Un prototype de masque de protection en tissu lavable a été mis au point par les Tissages de Charlieu. L’entreprise de la Loire est prête à mobiliser son outil industriel pour le fabriquer à grande échelle.
"Nous avons eu un avis très positif de la direction générale de l’armement lundi, observe Eric Boël, gérant de la société de la Loire. On a fait quelques modifications depuis. La production démarre en début d’après-midi."
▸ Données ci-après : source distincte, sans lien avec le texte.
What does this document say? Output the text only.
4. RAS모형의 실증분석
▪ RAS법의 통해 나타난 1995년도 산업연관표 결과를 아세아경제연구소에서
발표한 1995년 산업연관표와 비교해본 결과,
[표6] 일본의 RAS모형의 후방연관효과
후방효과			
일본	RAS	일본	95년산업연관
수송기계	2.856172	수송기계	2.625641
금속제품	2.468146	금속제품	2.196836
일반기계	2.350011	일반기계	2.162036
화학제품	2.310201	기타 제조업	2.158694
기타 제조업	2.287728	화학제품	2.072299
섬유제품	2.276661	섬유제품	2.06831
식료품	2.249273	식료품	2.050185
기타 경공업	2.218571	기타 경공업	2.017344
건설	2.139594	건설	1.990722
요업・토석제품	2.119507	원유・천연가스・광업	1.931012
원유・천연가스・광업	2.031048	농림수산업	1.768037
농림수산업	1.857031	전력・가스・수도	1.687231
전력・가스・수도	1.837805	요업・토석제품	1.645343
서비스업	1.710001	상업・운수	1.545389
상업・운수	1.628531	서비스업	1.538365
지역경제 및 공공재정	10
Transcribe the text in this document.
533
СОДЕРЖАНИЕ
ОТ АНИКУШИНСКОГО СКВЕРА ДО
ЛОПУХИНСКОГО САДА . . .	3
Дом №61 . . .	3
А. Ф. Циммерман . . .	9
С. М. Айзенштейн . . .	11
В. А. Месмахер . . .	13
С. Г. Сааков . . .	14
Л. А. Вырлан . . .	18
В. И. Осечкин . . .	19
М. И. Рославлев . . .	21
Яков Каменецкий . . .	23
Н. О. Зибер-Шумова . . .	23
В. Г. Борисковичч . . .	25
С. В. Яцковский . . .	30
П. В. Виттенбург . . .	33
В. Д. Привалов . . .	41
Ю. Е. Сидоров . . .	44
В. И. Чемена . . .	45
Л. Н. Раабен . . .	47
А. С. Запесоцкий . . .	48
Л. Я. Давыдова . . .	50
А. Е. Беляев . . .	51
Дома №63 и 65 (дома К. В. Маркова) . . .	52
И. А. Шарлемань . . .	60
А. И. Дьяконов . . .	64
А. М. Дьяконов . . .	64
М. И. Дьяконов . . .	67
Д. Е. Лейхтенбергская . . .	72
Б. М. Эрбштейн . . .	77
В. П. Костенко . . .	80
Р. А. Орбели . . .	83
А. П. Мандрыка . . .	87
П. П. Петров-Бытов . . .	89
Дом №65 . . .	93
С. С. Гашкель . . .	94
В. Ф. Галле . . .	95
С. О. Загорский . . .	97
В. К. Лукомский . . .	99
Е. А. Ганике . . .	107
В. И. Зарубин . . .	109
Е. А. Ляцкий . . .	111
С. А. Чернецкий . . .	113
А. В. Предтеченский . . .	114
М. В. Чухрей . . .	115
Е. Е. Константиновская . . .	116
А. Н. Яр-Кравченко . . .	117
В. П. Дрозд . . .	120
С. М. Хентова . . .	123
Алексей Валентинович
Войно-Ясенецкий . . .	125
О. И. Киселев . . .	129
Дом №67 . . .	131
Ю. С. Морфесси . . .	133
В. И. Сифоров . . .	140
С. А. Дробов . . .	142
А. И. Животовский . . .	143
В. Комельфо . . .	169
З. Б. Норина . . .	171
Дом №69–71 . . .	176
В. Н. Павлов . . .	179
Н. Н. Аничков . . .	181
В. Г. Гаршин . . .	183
Ce masque est composé de tissu en coton bio : de couches de polycoton recyclé, de polyester texturé, d’une bande élastique sur les côtés, d’une poche supérieure pour glisser une tige métallique, par exemple un pince-nez. Ce masque est fabriqué en 3D sans confection sur les métiers à tisser de cette entreprise spécialisée dans les tissus jacquard et les sacs et pochon personnalisables issus de l’économie circulaire. Ce masque lavable peut se substituer aux masques chirurgicaux en papier. L’entreprise pourrait en fabriquer 100 000 par jour sur ses quatre-vingt métiers à tisser.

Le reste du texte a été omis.